I have a dataset with over 170
variables that looks as follows:
df <- data.frame(var1 = 1:3, var2 = 2:4, var3 = 2:4, var4 = 2:4, var5 = 2:4)
I have manually added variable values using Hmisc
:
library(Hmisc)
var.labels = c(var1 = "label 1",
var3 = "label 2",
var4="label 4" )
label(df) = as.list(var.labels[match(names(df), names(var.labels))])
Do note that not all variables have labels and that it is much easier for me to specify variable labels by name (var*
), rather than position given my large number of colums.
The problem is that when I save my dataset with write.csv(df,"df.csv")
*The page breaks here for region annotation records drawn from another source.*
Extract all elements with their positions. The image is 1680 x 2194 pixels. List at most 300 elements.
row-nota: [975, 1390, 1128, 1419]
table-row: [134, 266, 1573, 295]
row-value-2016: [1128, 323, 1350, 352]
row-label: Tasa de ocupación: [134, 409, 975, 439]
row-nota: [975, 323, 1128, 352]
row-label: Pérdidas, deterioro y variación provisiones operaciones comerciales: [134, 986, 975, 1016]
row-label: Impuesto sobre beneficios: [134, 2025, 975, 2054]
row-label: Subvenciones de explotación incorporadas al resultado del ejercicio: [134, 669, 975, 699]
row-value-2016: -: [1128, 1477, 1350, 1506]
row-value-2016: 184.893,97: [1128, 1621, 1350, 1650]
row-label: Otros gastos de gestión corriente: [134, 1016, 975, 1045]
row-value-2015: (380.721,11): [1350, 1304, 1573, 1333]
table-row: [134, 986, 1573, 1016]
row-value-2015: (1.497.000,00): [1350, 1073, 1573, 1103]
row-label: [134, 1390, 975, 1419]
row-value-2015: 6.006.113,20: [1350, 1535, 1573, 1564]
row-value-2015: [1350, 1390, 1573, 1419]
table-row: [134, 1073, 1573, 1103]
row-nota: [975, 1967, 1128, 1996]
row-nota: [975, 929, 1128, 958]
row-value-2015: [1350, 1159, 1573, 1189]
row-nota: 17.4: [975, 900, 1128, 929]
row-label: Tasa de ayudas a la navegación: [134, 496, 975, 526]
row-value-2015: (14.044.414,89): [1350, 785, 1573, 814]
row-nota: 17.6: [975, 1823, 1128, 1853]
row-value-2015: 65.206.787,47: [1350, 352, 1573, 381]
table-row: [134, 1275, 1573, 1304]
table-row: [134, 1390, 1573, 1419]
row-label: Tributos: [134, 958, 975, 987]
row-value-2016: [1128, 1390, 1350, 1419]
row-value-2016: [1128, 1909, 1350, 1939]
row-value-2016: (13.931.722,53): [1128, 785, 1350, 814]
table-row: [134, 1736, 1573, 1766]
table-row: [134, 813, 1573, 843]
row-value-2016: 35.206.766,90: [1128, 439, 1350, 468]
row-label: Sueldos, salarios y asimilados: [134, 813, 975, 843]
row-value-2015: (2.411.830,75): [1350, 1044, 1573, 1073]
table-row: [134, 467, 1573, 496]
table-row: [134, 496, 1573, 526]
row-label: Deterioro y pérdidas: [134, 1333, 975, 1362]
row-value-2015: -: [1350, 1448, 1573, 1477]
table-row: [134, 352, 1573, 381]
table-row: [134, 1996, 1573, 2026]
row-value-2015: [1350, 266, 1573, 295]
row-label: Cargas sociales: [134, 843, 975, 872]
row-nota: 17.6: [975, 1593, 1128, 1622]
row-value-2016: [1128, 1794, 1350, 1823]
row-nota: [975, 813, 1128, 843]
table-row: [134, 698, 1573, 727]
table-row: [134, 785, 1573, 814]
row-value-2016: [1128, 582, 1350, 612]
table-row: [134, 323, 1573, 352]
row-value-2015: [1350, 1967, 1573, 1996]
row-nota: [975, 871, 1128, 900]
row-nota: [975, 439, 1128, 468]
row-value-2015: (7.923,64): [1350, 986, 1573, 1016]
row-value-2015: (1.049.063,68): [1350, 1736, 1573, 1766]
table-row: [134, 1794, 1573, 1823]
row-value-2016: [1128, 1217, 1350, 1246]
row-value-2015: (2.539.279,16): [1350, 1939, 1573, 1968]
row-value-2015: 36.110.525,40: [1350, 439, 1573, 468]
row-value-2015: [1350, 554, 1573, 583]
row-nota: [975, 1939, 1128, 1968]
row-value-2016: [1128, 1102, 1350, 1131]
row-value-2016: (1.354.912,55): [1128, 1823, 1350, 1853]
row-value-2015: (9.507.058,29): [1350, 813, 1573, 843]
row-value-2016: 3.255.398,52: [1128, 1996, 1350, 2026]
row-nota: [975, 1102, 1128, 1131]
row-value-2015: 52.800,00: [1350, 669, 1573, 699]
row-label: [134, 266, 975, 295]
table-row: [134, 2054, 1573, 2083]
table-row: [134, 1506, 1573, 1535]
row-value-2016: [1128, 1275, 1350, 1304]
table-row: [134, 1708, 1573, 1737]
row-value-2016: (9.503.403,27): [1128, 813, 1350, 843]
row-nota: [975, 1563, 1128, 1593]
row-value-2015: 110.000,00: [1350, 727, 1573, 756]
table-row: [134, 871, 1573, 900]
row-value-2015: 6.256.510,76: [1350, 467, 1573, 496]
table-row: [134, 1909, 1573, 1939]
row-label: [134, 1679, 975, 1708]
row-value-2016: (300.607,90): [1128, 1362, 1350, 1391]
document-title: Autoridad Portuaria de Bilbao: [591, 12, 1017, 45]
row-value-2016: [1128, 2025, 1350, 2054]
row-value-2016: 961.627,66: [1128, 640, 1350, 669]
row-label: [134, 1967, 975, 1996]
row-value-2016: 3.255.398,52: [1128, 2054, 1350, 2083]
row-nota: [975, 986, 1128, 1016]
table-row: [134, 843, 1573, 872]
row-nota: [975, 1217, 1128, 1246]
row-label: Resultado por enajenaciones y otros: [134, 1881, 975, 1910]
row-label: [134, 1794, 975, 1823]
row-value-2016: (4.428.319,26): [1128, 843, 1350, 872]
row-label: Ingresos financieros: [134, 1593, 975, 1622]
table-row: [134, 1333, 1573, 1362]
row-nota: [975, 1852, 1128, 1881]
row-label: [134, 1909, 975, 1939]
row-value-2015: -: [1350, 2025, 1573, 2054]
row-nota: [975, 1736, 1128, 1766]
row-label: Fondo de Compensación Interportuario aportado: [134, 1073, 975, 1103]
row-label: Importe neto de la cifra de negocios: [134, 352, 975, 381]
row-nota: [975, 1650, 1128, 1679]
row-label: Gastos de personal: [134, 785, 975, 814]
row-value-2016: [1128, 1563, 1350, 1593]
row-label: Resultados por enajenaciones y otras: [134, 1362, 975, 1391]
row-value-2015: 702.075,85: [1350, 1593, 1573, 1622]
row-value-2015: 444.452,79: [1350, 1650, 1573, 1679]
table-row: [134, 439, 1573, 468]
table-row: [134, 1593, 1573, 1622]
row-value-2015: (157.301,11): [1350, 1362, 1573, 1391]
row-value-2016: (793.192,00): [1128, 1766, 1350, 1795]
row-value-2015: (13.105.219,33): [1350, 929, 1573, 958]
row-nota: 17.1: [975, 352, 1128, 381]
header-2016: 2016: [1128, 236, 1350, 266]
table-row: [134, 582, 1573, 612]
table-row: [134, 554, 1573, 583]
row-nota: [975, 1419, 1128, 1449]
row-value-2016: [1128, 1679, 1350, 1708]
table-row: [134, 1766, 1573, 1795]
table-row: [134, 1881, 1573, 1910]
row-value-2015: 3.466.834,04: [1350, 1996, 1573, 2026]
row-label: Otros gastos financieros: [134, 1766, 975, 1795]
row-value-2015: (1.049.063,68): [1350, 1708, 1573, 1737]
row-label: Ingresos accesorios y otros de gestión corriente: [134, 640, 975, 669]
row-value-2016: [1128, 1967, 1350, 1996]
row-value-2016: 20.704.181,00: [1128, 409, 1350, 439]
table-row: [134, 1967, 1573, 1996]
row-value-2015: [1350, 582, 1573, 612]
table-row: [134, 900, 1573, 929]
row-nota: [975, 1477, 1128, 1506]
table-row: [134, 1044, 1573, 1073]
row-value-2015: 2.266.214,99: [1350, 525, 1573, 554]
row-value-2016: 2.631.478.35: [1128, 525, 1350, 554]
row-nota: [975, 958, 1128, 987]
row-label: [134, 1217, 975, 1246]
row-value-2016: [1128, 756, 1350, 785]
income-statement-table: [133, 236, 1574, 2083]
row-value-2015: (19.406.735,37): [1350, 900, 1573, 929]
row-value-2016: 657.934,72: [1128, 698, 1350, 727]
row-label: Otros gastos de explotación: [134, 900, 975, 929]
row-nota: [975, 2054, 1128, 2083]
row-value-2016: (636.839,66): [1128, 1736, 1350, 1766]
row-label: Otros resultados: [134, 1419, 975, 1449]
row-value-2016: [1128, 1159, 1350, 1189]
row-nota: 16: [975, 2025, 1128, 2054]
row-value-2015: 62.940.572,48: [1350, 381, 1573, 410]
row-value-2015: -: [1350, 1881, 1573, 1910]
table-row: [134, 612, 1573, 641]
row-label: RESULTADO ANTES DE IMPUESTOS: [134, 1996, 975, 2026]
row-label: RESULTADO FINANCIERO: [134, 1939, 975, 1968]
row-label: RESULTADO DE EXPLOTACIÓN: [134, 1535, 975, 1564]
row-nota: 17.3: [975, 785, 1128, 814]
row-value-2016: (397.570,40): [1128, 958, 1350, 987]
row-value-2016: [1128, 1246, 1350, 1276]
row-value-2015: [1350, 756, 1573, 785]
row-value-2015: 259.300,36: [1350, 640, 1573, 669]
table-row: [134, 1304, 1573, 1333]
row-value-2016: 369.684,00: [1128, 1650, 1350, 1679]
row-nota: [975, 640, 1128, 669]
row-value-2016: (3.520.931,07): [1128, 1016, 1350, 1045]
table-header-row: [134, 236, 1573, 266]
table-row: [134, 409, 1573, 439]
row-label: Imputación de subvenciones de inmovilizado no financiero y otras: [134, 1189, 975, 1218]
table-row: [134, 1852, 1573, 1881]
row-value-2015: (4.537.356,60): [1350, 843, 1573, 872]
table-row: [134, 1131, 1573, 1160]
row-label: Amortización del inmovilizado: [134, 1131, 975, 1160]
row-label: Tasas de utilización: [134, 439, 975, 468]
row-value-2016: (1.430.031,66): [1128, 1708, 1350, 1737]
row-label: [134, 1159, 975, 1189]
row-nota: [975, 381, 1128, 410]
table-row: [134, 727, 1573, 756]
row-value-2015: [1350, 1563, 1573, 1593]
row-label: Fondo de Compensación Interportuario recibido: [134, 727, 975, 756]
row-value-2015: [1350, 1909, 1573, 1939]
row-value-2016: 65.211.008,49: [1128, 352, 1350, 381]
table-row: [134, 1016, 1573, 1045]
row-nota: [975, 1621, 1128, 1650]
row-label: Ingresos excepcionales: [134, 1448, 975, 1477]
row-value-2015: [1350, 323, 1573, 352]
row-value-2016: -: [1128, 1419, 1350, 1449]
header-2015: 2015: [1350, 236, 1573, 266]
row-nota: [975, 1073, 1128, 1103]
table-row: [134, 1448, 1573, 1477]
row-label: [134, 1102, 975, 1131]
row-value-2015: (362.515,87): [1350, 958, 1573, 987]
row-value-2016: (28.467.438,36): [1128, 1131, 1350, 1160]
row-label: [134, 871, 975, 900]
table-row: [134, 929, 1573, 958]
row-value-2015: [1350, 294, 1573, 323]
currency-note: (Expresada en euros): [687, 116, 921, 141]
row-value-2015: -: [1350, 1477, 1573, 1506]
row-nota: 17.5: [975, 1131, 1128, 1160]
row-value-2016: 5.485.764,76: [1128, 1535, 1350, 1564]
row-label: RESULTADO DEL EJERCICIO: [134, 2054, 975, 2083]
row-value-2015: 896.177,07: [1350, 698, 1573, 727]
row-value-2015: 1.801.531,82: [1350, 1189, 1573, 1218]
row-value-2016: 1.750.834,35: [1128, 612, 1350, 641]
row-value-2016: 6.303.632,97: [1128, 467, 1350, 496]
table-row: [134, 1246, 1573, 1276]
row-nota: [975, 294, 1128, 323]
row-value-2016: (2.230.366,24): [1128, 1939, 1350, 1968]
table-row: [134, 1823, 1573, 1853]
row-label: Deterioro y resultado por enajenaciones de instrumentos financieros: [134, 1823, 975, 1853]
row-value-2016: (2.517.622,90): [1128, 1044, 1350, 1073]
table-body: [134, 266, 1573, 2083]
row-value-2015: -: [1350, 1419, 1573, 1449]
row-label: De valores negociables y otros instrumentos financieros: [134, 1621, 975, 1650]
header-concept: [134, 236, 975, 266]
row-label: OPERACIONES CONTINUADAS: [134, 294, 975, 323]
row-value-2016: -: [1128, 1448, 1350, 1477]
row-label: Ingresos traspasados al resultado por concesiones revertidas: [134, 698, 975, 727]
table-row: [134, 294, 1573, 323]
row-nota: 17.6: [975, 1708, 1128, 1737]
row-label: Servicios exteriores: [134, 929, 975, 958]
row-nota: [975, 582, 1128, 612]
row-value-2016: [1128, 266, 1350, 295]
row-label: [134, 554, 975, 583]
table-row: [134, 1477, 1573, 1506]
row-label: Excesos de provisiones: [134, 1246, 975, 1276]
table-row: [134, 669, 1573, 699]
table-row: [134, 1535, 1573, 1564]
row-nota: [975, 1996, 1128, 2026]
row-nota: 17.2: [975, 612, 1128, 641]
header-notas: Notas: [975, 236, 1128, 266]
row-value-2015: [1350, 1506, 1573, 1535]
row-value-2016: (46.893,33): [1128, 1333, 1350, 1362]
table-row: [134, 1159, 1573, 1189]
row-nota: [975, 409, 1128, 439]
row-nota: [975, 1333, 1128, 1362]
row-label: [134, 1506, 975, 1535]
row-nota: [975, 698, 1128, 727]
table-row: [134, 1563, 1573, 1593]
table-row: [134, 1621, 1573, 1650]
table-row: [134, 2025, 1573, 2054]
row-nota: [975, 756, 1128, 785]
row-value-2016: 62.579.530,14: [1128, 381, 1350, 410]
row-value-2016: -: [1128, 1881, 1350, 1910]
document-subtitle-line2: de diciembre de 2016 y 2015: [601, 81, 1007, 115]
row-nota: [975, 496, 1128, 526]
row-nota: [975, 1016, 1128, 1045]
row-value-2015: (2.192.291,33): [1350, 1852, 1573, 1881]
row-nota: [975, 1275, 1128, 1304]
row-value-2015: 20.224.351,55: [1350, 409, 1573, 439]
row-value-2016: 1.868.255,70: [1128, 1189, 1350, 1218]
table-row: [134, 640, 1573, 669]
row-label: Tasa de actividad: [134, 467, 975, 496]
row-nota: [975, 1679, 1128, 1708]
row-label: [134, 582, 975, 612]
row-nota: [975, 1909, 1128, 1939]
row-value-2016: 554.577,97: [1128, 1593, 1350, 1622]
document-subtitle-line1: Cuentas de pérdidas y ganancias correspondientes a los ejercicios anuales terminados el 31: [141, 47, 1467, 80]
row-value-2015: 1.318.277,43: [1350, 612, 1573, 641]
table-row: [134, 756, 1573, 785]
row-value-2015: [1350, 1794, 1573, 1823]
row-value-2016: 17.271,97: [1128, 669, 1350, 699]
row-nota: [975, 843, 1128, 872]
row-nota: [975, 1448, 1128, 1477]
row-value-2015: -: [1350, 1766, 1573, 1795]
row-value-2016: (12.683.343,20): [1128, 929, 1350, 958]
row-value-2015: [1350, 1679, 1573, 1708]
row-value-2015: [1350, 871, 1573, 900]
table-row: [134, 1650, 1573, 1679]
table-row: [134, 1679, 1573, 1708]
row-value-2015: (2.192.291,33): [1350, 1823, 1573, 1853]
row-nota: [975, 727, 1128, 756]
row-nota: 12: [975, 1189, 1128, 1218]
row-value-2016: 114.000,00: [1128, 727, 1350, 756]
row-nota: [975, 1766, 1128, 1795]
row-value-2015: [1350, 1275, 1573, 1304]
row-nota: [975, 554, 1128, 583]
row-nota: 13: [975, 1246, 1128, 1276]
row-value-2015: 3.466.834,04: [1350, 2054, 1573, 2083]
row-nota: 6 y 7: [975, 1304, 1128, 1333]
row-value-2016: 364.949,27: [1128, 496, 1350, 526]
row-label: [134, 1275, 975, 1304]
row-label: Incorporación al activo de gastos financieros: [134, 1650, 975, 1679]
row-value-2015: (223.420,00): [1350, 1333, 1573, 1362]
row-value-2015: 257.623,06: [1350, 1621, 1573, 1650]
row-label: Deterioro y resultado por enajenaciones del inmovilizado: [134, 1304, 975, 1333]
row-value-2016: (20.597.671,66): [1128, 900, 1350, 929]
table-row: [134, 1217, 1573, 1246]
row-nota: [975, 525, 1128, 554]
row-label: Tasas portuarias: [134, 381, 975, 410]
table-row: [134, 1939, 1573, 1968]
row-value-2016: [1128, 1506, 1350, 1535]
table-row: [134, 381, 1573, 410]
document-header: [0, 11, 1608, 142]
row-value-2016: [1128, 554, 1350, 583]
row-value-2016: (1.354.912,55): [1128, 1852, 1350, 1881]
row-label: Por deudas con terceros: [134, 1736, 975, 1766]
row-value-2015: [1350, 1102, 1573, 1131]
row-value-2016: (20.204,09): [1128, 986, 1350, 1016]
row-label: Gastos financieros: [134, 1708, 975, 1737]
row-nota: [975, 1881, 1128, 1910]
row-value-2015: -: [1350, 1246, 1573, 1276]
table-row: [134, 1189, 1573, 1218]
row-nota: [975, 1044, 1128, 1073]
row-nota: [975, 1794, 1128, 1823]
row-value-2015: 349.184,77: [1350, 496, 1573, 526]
or with write.dta(df,"df.dta")
my variable labels get lost.
How can I save the data in a way that can be re-imported into R and Stata with the labels restored?
It is a little tricky. You need to label all variables. If you do not want to label a variable, you may still need to put variable = ""
. Otherwise write.dta
will ignore all variable labels.
In R
df <- data.frame(var1 = 1:3, var2 = 2:4, var3 = 2:4, var4 = 2:4, var5 = 2:4)
attr(df, "var.labels") <- c(var1 = "label 1", var2 = "label 2",
var3 = "", var4="label 4", var5 = "")
foreign::write.dta(df, "dat_stata.dta")
In Stata
, you get:
. des
Contains data from C:...dat_stata.dta
obs: 3 Written by R.
vars: 5
size: 60
------------------------------------------------------------------------------------------------------
storage display value
variable name type format label variable label
------------------------------------------------------------------------------------------------------
var1 long %9.0g label 1
var2 long %9.0g label 2
var3 long %9.0g
var4 long %9.0g label 4
var5 long %9.0g
------------------------------------------------------------------------------------------------------
Sorted by:
Please note: I used Stata 14
, and R
package foreign